2008/09/19

Anyway, you should stop finding bugs!

The title of this post is the phrase that Paolo (my brother) told me after the bug I discovered was actually confirmed on the Zope mailing list.

The bug I've found is something which has haunted me for many years; I'm not sure why I've experienced this bug, and other people didn't; I'm surprised about it, but what I know is that software usually is known to work in a sound way in a known field. Outside of that field, you can't be sure about what it happens. This has nothing to do with closed or open source software: software is complex, and you learn how it works by experience.

After this rant, let me show a small piece of software which can show the bug in action:

import os
import sys
import unittest

if __name__ == '__main__':
execfile(os.path.join(sys.path[0], '../framework.py'))

from Testing import ZopeTestCase

from OFS import Image

from Products.ZPsycopgDA.DA import manage_addZPsycopgConnection
from Products.ZSQLMethods import SQL


class DoubleTransactionTest(ZopeTestCase.ZopeTestCase):

def _add_big_image(self, value, data):
Image.manage_addFile(self.app, "f%06s" % value, data , "a title")

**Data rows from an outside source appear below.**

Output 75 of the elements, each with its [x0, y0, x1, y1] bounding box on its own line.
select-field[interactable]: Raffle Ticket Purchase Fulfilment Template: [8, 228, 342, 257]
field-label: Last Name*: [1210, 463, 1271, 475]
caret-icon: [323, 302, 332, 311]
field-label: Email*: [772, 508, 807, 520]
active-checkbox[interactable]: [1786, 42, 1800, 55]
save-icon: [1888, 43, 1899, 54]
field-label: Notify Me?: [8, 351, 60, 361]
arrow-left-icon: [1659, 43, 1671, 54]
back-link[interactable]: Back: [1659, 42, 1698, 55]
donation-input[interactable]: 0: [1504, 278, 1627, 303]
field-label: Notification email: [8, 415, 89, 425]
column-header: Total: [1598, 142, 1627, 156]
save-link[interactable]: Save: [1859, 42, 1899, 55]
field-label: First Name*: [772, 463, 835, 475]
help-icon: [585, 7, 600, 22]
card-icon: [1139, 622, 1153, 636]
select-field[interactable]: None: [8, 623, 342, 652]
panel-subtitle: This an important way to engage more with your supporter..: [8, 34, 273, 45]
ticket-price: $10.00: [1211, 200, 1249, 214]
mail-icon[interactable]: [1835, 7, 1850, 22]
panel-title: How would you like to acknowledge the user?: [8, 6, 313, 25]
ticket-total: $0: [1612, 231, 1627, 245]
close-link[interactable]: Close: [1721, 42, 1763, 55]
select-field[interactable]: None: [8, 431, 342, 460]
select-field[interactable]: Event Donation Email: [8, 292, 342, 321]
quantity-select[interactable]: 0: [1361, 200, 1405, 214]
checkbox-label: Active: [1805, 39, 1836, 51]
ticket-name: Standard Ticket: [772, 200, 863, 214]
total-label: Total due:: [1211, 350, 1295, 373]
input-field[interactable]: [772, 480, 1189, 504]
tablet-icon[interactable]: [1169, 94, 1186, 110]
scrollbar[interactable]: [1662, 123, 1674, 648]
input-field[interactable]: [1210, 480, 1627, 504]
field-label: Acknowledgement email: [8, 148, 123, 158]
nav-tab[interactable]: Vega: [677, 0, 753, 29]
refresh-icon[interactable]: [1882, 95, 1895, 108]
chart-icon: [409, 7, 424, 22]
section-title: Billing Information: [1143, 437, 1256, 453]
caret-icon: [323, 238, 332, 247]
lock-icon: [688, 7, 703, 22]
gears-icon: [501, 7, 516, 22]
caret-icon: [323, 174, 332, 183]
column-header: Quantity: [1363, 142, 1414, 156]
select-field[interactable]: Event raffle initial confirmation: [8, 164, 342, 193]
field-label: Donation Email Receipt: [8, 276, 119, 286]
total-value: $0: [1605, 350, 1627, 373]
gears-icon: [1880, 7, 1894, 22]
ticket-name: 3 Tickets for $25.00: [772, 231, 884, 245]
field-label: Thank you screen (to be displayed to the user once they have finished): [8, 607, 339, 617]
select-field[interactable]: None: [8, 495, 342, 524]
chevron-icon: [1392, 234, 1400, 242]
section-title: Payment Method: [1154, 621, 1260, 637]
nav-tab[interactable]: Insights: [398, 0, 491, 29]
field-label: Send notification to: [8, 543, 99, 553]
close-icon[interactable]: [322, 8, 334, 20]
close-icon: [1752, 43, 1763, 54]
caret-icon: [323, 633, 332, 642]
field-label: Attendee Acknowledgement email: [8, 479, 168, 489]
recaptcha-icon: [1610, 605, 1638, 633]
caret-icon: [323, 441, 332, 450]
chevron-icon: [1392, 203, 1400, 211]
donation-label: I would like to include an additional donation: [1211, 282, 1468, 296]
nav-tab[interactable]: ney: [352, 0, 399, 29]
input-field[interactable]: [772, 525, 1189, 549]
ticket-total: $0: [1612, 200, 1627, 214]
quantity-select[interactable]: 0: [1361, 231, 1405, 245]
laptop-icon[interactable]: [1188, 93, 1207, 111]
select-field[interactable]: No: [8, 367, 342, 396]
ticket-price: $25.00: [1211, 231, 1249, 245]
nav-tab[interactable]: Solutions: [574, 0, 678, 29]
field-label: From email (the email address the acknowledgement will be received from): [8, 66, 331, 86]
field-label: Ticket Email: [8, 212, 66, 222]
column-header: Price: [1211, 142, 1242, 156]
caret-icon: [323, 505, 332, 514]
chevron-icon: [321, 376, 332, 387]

def test_showdouble(self):
manage_addZPsycopgConnection(self.app, "db_connection", "", "host=localhost user=postgres dbname=template1")
self.app._setObject('sql', SQL.SQL("sql", "", "db_connection", "", "select * from pg_tables"))
self.app.sql()
data = "*" * (1 << 20)
for x in range(1000):
self._add_big_image(x, data)
print "Added %s " % x
self.app.sql()

if __name__ == '__main__':
unittest.main()


This small piece of code (which is actually a ZopeTestCase) does the following things:




  1. creates a new database connection, using the ZPsycopg Database Adapter;

  2. creates a SQL method (named, with a lack of fantasy, "sql");

  3. runs the SQL method;

  4. adds 1000 "big" images;

  5. runs again the same SQL method.




In order to understand what is the problem, you should enable the logging of queries; you would end with something like this:

SET DATESTYLE TO 'ISO'
BEGIN; SET TRANSACTION ISOLATION LEVEL SERIALIZABLE
statement: select * from pg_tables
SET DATESTYLE TO 'ISO'
BEGIN; SET TRANSACTION ISOLATION LEVEL SERIALIZABLE
select * from pg_tables
ABORT
ABORT

Can you see the problem? There are two database transactions! For one transaction in Zope! Indeed, one run of the test can be considered as just one transaction of Zope.

How can it be?

Well, actually I've been able to dig this problem, even though, at the moment, I've not found a "real" solution.

The bug is triggered by the size of the file (the size had been chosen so that the bug is shown, of course): when a big image is loaded, the following path of code is executed inside the OFS.Image.File._read_data method:

      if size <= 2*n:
seek(0)
if size < n: return read(size), size
return Pdata(read(size)), size

# Make sure we have an _p_jar, even if we are a new object, by
# doing a sub-transaction commit.
transaction.savepoint(optimistic=True)


So, for a large enough file (actually, greater than 128k) the transaction.savepoint is called, which, in turns causes the ZODB.Connection.savepoint method to be called. Which, just before the end, does the following:

        # While the interface doesn't guarantee this, savepoints are
# sometimes used just to "break up" very long transactions, and as
# a pragmatic matter this is a good time to reduce the cache
# memory burden.
self.cacheGC()
return result

So, just before ending, it cause the cache to be minimized; in particular, this causes the database connection to be ghostified, i.e. to be removed from the memory; but this also means that its "volatile" attributes are lost; and what is among its volatile attributes? The actual connection to the database! So, just after, when we call again the SQL method, the object is restored in memory; since it hasn't a good connection anymore, it creates a new one, thus beginning a new transaction for the same Zope transaction!

Removing the self.cacheGC() calls removes the problem, but I'm not sure about the consequences; therefore, I'm avoiding it, at the moment. But I'll see what I should do about it.